The shift to touchless planning is as much a psychological journey as it is a technological one; it requires moving away from a culture where planners feel the need to “fix” every forecast in a spreadsheet. Operationally, the team must transition from being data entry specialists to becoming strategic “exception managers” who only intervene when the AI signals a truly unique or unprecedented disruption. This change liberates specialists from the daily grind of manual calculations, allowing them to focus on high-value activities like long-term scenario planning and strengthening strategic retail partnerships. It requires a fundamental trust in the machine learning models, which is built by seeing the consistent accuracy of the AI over time and understanding that the system is handling the complexity far better than any manual process ever could. Ultimately, it turns a stressed, reactive planning department into a proactive, commercial growth engine that moves at the speed of the modern market.

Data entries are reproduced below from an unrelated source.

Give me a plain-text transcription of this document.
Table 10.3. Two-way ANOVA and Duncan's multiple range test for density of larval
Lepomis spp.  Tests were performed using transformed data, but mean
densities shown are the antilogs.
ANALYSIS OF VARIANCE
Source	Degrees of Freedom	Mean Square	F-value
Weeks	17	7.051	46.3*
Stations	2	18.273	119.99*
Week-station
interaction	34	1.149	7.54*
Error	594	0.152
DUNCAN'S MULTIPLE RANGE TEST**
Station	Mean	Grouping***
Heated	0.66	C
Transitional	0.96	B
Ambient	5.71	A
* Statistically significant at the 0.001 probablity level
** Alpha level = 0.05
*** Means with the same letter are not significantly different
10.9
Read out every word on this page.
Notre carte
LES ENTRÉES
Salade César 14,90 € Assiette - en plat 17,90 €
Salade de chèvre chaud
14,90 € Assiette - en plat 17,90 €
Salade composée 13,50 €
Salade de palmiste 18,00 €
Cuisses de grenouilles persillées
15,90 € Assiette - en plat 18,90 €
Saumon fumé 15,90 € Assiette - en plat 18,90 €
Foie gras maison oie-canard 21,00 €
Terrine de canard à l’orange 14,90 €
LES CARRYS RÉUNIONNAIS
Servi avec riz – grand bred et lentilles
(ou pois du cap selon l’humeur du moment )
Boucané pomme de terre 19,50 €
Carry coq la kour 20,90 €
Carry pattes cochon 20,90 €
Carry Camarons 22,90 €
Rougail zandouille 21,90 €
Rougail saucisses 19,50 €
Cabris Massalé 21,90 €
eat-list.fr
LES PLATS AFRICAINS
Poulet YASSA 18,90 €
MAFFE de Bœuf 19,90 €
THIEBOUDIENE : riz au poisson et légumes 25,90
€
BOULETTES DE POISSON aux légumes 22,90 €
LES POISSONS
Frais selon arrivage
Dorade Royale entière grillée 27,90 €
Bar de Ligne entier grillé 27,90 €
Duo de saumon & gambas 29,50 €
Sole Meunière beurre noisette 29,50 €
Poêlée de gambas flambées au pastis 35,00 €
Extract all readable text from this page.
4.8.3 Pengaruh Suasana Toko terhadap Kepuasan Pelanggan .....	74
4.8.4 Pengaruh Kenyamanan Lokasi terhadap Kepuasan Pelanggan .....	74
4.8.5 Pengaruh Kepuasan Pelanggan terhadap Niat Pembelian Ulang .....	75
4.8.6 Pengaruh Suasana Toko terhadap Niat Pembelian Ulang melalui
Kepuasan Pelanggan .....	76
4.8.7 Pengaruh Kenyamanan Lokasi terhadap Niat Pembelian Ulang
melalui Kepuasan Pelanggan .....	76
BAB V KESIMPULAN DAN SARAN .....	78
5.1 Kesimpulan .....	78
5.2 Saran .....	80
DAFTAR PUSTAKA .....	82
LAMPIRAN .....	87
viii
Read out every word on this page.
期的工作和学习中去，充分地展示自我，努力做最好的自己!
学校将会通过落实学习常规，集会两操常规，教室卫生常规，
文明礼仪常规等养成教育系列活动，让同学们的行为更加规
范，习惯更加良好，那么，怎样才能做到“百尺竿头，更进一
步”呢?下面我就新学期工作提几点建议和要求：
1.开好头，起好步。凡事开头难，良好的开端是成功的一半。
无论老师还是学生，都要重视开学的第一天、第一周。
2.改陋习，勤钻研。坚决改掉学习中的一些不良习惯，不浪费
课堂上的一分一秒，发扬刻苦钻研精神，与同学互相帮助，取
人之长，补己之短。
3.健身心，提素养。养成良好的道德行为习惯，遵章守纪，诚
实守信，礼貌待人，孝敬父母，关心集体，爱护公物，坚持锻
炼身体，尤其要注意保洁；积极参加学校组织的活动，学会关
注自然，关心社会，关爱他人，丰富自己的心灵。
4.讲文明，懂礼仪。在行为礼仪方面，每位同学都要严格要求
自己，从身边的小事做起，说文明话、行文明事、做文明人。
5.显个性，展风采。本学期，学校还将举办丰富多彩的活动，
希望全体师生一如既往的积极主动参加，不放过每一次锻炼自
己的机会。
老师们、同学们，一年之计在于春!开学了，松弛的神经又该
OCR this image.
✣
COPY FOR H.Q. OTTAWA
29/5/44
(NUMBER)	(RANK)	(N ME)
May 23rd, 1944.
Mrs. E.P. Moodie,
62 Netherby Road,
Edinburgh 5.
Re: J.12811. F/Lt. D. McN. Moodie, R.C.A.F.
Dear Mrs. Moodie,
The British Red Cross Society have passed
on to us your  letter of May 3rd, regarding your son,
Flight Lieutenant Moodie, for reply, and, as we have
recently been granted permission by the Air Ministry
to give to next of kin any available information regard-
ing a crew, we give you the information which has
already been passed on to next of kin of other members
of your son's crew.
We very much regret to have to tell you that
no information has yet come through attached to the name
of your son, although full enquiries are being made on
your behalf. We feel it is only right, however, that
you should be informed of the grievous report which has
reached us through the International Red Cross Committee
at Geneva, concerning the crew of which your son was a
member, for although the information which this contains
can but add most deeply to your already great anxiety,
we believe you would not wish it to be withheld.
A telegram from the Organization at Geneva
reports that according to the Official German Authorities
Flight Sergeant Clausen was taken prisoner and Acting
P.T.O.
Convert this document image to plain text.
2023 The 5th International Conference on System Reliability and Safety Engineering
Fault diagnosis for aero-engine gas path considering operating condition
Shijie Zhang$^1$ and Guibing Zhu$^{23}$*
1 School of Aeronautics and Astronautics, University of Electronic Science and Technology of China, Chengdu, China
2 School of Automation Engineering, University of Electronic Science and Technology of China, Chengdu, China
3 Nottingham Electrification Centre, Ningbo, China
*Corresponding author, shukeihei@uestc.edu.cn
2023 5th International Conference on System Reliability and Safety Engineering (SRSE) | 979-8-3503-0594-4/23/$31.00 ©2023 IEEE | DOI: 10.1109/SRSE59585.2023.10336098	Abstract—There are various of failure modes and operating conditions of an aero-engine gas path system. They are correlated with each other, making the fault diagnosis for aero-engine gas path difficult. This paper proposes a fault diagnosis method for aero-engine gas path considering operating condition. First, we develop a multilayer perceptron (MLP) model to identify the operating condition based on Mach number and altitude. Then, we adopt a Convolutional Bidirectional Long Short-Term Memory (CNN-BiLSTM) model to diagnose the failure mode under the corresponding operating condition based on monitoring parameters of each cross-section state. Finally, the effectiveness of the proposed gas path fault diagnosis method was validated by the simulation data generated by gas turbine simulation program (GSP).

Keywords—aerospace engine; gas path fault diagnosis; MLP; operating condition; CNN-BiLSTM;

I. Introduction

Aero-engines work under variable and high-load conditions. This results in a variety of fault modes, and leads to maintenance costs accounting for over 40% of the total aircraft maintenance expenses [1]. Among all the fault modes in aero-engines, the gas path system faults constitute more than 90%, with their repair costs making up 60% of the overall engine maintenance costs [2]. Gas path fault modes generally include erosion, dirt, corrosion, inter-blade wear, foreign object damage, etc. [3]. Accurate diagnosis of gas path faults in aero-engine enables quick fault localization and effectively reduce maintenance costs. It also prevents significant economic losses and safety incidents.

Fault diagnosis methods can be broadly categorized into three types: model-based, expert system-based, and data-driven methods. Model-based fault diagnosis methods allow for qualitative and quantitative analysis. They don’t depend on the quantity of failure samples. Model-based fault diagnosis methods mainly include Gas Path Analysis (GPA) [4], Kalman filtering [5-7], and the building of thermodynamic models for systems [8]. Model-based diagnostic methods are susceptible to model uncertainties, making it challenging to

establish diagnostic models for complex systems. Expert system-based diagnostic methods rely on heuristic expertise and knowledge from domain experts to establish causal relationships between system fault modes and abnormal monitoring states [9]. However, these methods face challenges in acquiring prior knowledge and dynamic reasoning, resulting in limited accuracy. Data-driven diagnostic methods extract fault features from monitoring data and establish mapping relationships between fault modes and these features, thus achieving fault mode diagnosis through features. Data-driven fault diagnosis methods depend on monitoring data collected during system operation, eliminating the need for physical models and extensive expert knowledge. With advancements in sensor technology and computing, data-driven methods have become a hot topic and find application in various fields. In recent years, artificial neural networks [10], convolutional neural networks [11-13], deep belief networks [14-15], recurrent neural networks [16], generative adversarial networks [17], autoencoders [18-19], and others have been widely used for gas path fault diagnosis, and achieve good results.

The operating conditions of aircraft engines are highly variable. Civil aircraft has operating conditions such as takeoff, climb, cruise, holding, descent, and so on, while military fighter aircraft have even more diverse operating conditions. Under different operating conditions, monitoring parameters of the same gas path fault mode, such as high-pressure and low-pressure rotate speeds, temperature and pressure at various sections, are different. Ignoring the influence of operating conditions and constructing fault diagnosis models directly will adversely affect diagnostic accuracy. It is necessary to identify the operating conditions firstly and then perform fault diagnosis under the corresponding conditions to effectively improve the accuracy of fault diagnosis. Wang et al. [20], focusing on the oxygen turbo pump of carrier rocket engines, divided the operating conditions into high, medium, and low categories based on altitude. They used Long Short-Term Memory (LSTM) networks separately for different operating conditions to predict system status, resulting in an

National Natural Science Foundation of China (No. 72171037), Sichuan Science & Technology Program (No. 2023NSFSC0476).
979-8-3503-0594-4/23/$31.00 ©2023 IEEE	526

What is your forecast for the future of manufacturer-retailer collaboration?
I foresee a future where the traditional “us versus them” dynamic in retail is completely replaced by a transparent, “one-forecast” ecosystem. As AI-powered platforms become the industry standard, the friction of siloed data will vanish, and we will see a move toward truly autonomous supply chains where replenishment and production are triggered instantly by a scan at the checkout. We are moving toward a world where manufacturers won’t just ship products; they will manage the entire lifecycle of their goods on the retailer’s shelf in real-time. This level of deep integration will make the $1.2 trillion in stockout losses a relic of the past, as shared data finally creates a seamless, waste-free path from the factory floor to the consumer’s basket.